Sevmeyi aşkla karıştırma.
Sevgi durağan bir deniz, rahat yüzersin engeller olmaz, yorulmazsın ıslanmak istediğin kadar ıslanırsın,kafanı batırmazsan kafan ıslanmaz mesela,ama aşk fırtınalı bir deniz , suların içinde olduğunu denizin ortasında olduğunu iliklerine kadar hissedersin her yerin ıslanır engel olmazsın dalgalar çarpar,bazen kahkahalara boğar seni bu fırtınalı deniz hoşuna gider ama sonunda kollarını çırpmaktan yorulursun.
Dalgasız denizden sıkılınca çıkarsın ama dalgalı denizden denizin tadını tam alamadan yorulduğun için çıkmak zorunda kalırsın.
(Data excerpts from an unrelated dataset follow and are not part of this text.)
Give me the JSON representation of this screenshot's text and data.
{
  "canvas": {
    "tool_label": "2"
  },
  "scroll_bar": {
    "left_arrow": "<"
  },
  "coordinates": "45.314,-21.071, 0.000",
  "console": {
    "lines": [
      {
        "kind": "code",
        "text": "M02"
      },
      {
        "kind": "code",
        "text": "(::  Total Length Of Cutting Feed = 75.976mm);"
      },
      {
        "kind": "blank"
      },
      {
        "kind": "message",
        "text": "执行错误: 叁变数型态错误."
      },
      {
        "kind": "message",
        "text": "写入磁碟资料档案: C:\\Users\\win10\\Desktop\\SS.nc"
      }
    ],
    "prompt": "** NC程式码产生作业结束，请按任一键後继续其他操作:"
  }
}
Biraz daha yüzebilsem keşke dersin.
Sevmek mantık işi, aşk ise delilik.
Ama yeterince mantıklı yaşamadık mı biraz da deli olalım.
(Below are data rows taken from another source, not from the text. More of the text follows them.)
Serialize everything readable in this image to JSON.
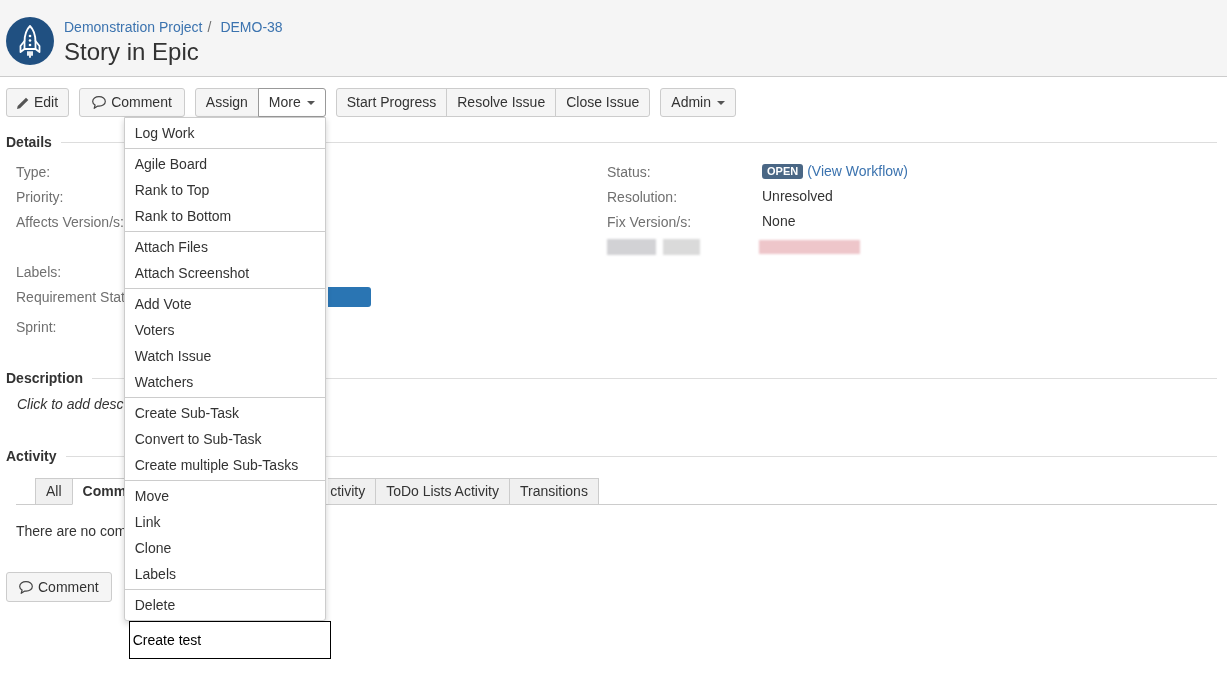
{
  "header": {
    "breadcrumbs": [
      "Demonstration Project",
      "DEMO-38"
    ],
    "separator": "/",
    "title": "Story in Epic"
  },
  "toolbar": [
    [
      {
        "label": "Edit",
        "kind": "edit"
      }
    ],
    [
      {
        "label": "Comment",
        "kind": "comment"
      }
    ],
    [
      {
        "label": "Assign",
        "kind": "plain"
      },
      {
        "label": "More",
        "kind": "menu",
        "expanded": true,
        "menu": [
          [
            "Log Work"
          ],
          [
            "Agile Board",
            "Rank to Top",
            "Rank to Bottom"
          ],
          [
            "Attach Files",
            "Attach Screenshot"
          ],
          [
            "Add Vote",
            "Voters",
            "Watch Issue",
            "Watchers"
          ],
          [
            "Create Sub-Task",
            "Convert to Sub-Task",
            "Create multiple Sub-Tasks"
          ],
          [
            "Move",
            "Link",
            "Clone",
            "Labels"
          ],
          [
            "Delete"
          ]
        ]
      }
    ],
    [
      {
        "label": "Start Progress",
        "kind": "plain"
      },
      {
        "label": "Resolve Issue",
        "kind": "plain"
      },
      {
        "label": "Close Issue",
        "kind": "plain"
      }
    ],
    [
      {
        "label": "Admin",
        "kind": "menu",
        "expanded": false
      }
    ]
  ],
  "tooltip": "Create test",
  "details": {
    "heading": "Details",
    "left": [
      {
        "label": "Type:",
        "kind": "plain"
      },
      {
        "label": "Priority:",
        "kind": "plain"
      },
      {
        "label": "Affects Version/s:",
        "kind": "plain"
      },
      {
        "label": "Labels:",
        "kind": "plain"
      },
      {
        "label": "Requirement Stat",
        "kind": "lozenge"
      },
      {
        "label": "Sprint:",
        "kind": "plain"
      }
    ],
    "right": [
      {
        "label": "Status:",
        "kind": "status",
        "status": "OPEN",
        "link": "(View Workflow)"
      },
      {
        "label": "Resolution:",
        "kind": "text",
        "value": "Unresolved"
      },
      {
        "label": "Fix Version/s:",
        "kind": "text",
        "value": "None"
      },
      {
        "kind": "redacted"
      }
    ]
  },
  "description": {
    "heading": "Description",
    "prompt": "Click to add desc"
  },
  "activity": {
    "heading": "Activity",
    "tabs": [
      {
        "label": "All",
        "selected": false
      },
      {
        "label": "Comm",
        "selected": true
      },
      {
        "label": "ctivity",
        "selected": false
      },
      {
        "label": "ToDo Lists Activity",
        "selected": false
      },
      {
        "label": "Transitions",
        "selected": false
      }
    ],
    "empty_message": "There are no com",
    "comment_button": "Comment"
  }
}
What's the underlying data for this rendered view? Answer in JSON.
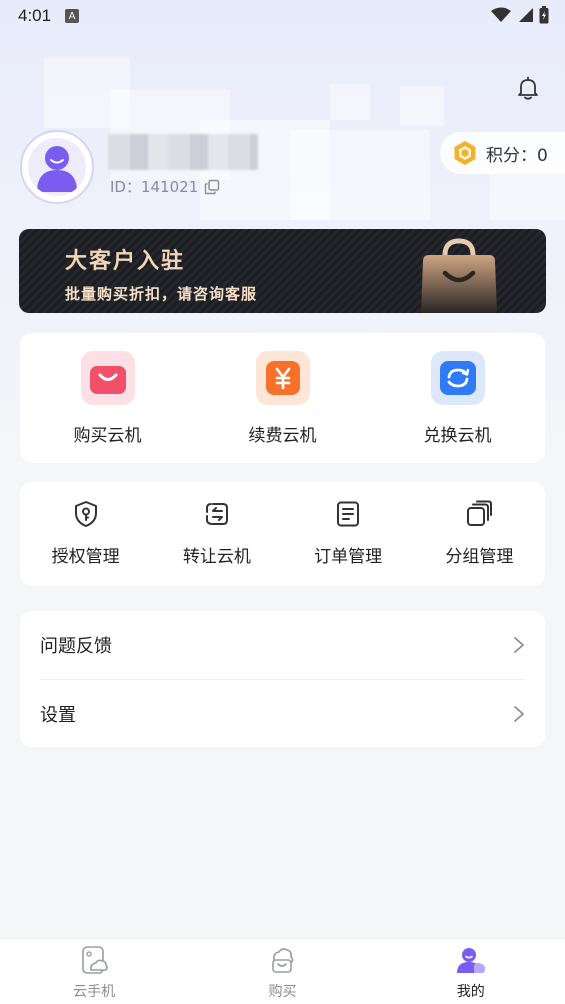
{
  "status_bar": {
    "time": "4:01",
    "a_badge": "A"
  },
  "profile": {
    "id_label": "ID：141021"
  },
  "points": {
    "label": "积分：0"
  },
  "banner": {
    "title": "大客户入驻",
    "subtitle": "批量购买折扣，请咨询客服"
  },
  "buy_section": {
    "items": [
      {
        "label": "购买云机",
        "icon": "shopping-bag-icon",
        "color": "#f2506a"
      },
      {
        "label": "续费云机",
        "icon": "yuan-icon",
        "color": "#f6722a"
      },
      {
        "label": "兑换云机",
        "icon": "exchange-icon",
        "color": "#2f7af5"
      }
    ]
  },
  "manage_section": {
    "items": [
      {
        "label": "授权管理",
        "icon": "shield-key-icon"
      },
      {
        "label": "转让云机",
        "icon": "transfer-icon"
      },
      {
        "label": "订单管理",
        "icon": "order-icon"
      },
      {
        "label": "分组管理",
        "icon": "group-icon"
      }
    ]
  },
  "menu": {
    "items": [
      {
        "label": "问题反馈"
      },
      {
        "label": "设置"
      }
    ]
  },
  "tabbar": {
    "items": [
      {
        "label": "云手机",
        "active": false
      },
      {
        "label": "购买",
        "active": false
      },
      {
        "label": "我的",
        "active": true
      }
    ]
  }
}
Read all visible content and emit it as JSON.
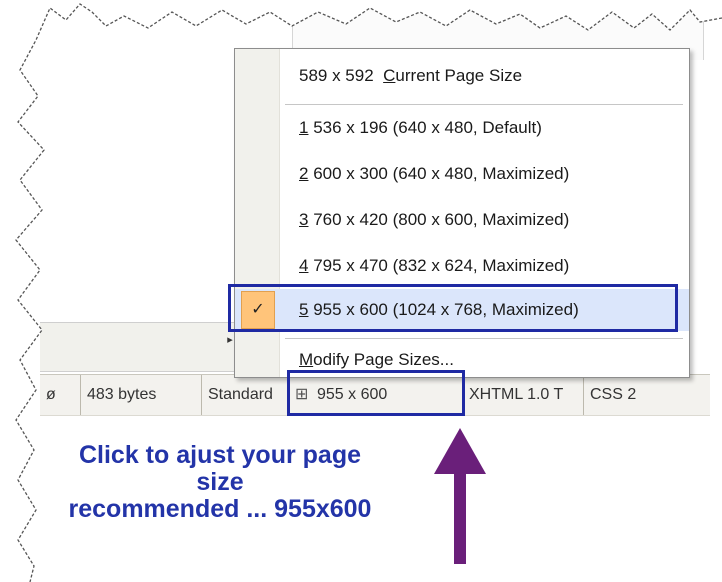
{
  "menu": {
    "current": {
      "num": "",
      "label": "589 x 592",
      "mn": "C",
      "rest": "urrent Page Size"
    },
    "items": [
      {
        "num": "1",
        "label": " 536 x 196  (640 x 480, Default)"
      },
      {
        "num": "2",
        "label": " 600 x 300  (640 x 480, Maximized)"
      },
      {
        "num": "3",
        "label": " 760 x 420  (800 x 600, Maximized)"
      },
      {
        "num": "4",
        "label": " 795 x 470  (832 x 624, Maximized)"
      },
      {
        "num": "5",
        "label": " 955 x 600  (1024 x 768, Maximized)"
      }
    ],
    "check_mark": "✓",
    "modify": {
      "mn": "M",
      "rest": "odify Page Sizes..."
    }
  },
  "status_bar": {
    "cells": [
      "ø",
      "483 bytes",
      "Standard",
      "955 x 600",
      "XHTML 1.0 T",
      "CSS 2"
    ],
    "page_size_icon": "page-size-icon"
  },
  "annotation": {
    "line1": "Click to ajust your page",
    "line2": "size",
    "line3": "recommended ... 955x600"
  },
  "colors": {
    "highlight": "#1f2aa3",
    "annotation_text": "#2334a8",
    "arrow": "#6a1f7a",
    "checked_bg": "#ffc47a"
  }
}
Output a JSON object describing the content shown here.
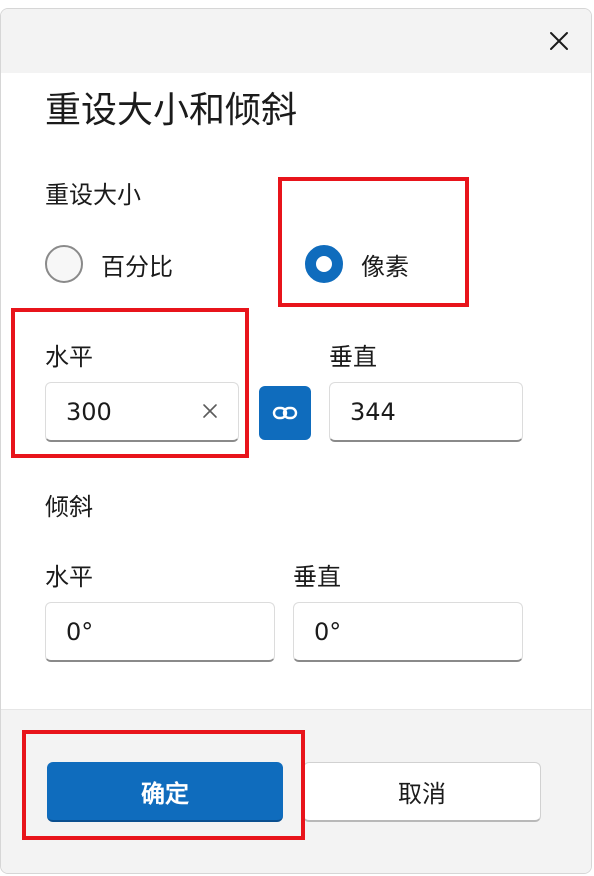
{
  "dialog": {
    "title": "重设大小和倾斜",
    "close_icon": "close-icon"
  },
  "resize": {
    "label": "重设大小",
    "options": [
      {
        "label": "百分比",
        "checked": false
      },
      {
        "label": "像素",
        "checked": true
      }
    ],
    "horizontal_label": "水平",
    "vertical_label": "垂直",
    "horizontal_value": "300",
    "vertical_value": "344",
    "link_icon": "link-icon",
    "clear_icon": "clear-icon"
  },
  "skew": {
    "label": "倾斜",
    "horizontal_label": "水平",
    "vertical_label": "垂直",
    "horizontal_value": "0°",
    "vertical_value": "0°"
  },
  "footer": {
    "ok_label": "确定",
    "cancel_label": "取消"
  },
  "colors": {
    "accent": "#0f6cbd",
    "highlight": "#e8141b",
    "titlebar": "#f3f3f3"
  }
}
Ölümüne hızlı süren ve kasksız giden bir sevgilinin kaskı sevdiğine takmasıdır.
Neden hızlı gittigini bilmeden ve sorgulamadan ötekinin de ona sıkı sıkı sarılmasıdır.
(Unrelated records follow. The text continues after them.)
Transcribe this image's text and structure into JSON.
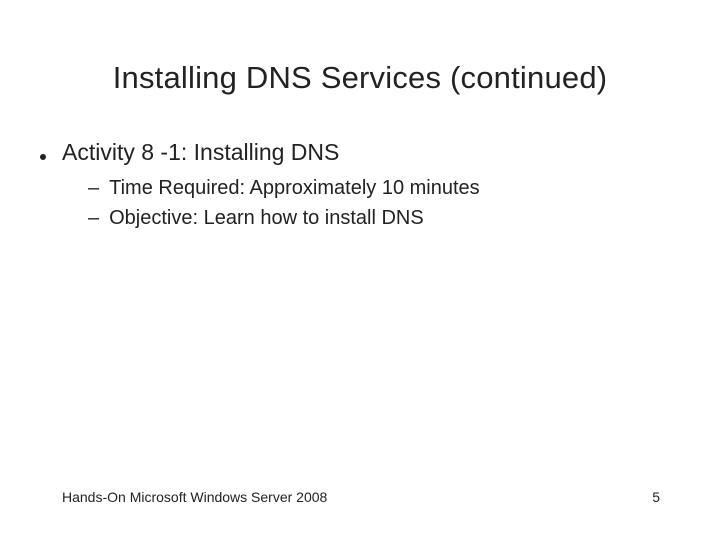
{
  "slide": {
    "title": "Installing DNS Services (continued)",
    "bullets": [
      {
        "text": "Activity 8 -1: Installing DNS",
        "subs": [
          "Time Required: Approximately 10 minutes",
          "Objective: Learn how to install DNS"
        ]
      }
    ],
    "footer_left": "Hands-On Microsoft Windows Server 2008",
    "page_number": "5"
  }
}
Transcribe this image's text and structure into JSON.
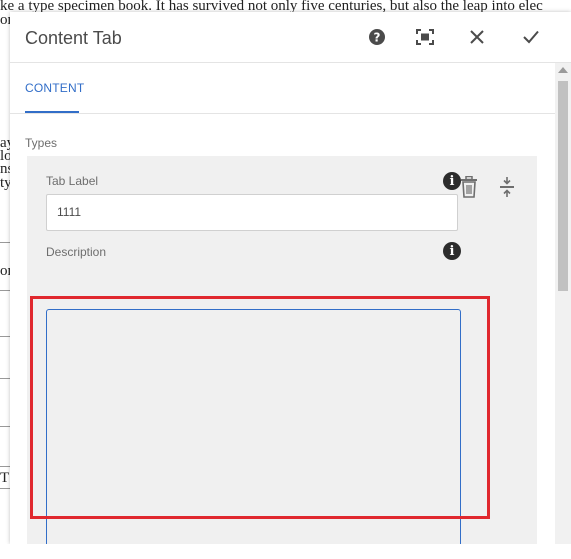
{
  "background": {
    "lines": [
      "ke a type specimen book. It has survived not only five centuries, but also the leap into elec",
      "on"
    ],
    "side_fragments": [
      "ay",
      "lo",
      "ns",
      "ty",
      "on",
      "T"
    ]
  },
  "dialog": {
    "title": "Content Tab",
    "buttons": {
      "help": "help-icon",
      "fullscreen": "fullscreen-icon",
      "close": "close-icon",
      "done": "checkmark-icon"
    },
    "tabs": [
      {
        "label": "CONTENT",
        "active": true
      }
    ],
    "section_label": "Types",
    "multifield_item": {
      "tab_label": {
        "label": "Tab Label",
        "value": "1111"
      },
      "description": {
        "label": "Description",
        "value": ""
      }
    }
  },
  "colors": {
    "accent": "#326ec8",
    "highlight": "#e0282e",
    "panel": "#f0f0f0"
  }
}
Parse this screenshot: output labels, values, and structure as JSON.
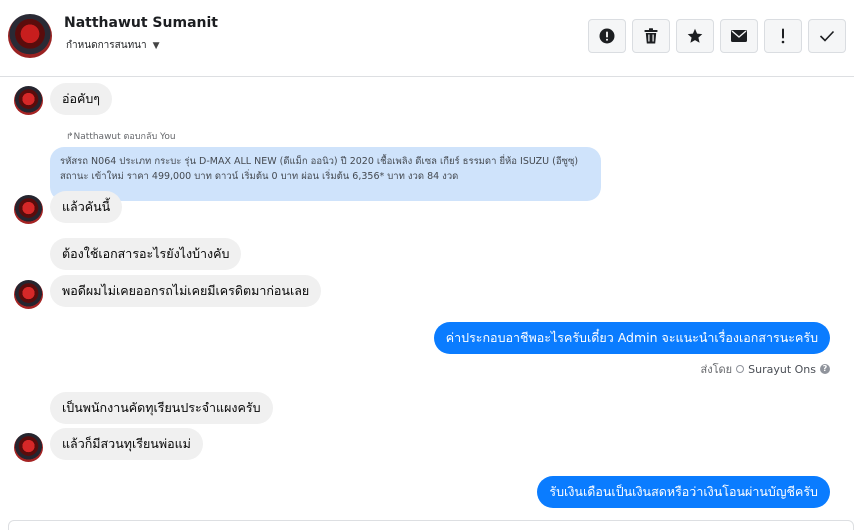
{
  "header": {
    "name": "Natthawut Sumanit",
    "subtitle": "กำหนดการสนทนา"
  },
  "actions": [
    {
      "icon": "alert-circle-icon",
      "glyph": "!"
    },
    {
      "icon": "trash-icon"
    },
    {
      "icon": "star-icon"
    },
    {
      "icon": "envelope-icon"
    },
    {
      "icon": "exclamation-icon",
      "glyph": "!"
    },
    {
      "icon": "check-icon"
    }
  ],
  "messages": {
    "m1": "อ่อคับๆ",
    "reply_label": "Natthawut ตอบกลับ You",
    "reply_quote": "รหัสรถ N064 ประเภท กระบะ รุ่น D-MAX ALL NEW (ดีแม็ก ออนิว) ปี 2020 เชื้อเพลิง ดีเซล เกียร์ ธรรมดา ยี่ห้อ ISUZU (อีซูซุ) สถานะ เข้าใหม่ ราคา 499,000 บาท ดาวน์ เริ่มต้น 0 บาท ผ่อน เริ่มต้น 6,356* บาท งวด 84 งวด",
    "m2": "แล้วคันนี้",
    "m3": "ต้องใช้เอกสารอะไรยังไงบ้างคับ",
    "m4": "พอดีผมไม่เคยออกรถไม่เคยมีเครดิตมาก่อนเลย",
    "m5": "ค่าประกอบอาชีพอะไรครับเดี๋ยว Admin จะแนะนำเรื่องเอกสารนะครับ",
    "sent_by_prefix": "ส่งโดย",
    "sent_by_name": "Surayut Ons",
    "m6": "เป็นพนักงานคัดทุเรียนประจำแผงครับ",
    "m7": "แล้วก็มีสวนทุเรียนพ่อแม่",
    "m8": "รับเงินเดือนเป็นเงินสดหรือว่าเงินโอนผ่านบัญชีครับ"
  },
  "colors": {
    "outgoing": "#0a7cff",
    "incoming": "#f0f0f0",
    "quote": "#cfe3fb"
  }
}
Ölüme gidebilme cesaretidir kısaca.
Çektiği acıları çekmek istemektir.
Annesi, babası, kardeşi olmaktır. Olmak istemek değil zaten olabilmektir.
Eşsiz oldugunu bilmektir.
Yıllar geçerken Değişimini izlemek, değiştiği haliyle kabullenmektir.
Kendine zarar vermektir aşk.
Mezarında aglayacağı günü bilemeden kırmaktır defalarca.
Yaralarımı gör ve beni iyileştir diye kapris yapmaktır.
Sadece ona Eyvallahı olmaktır.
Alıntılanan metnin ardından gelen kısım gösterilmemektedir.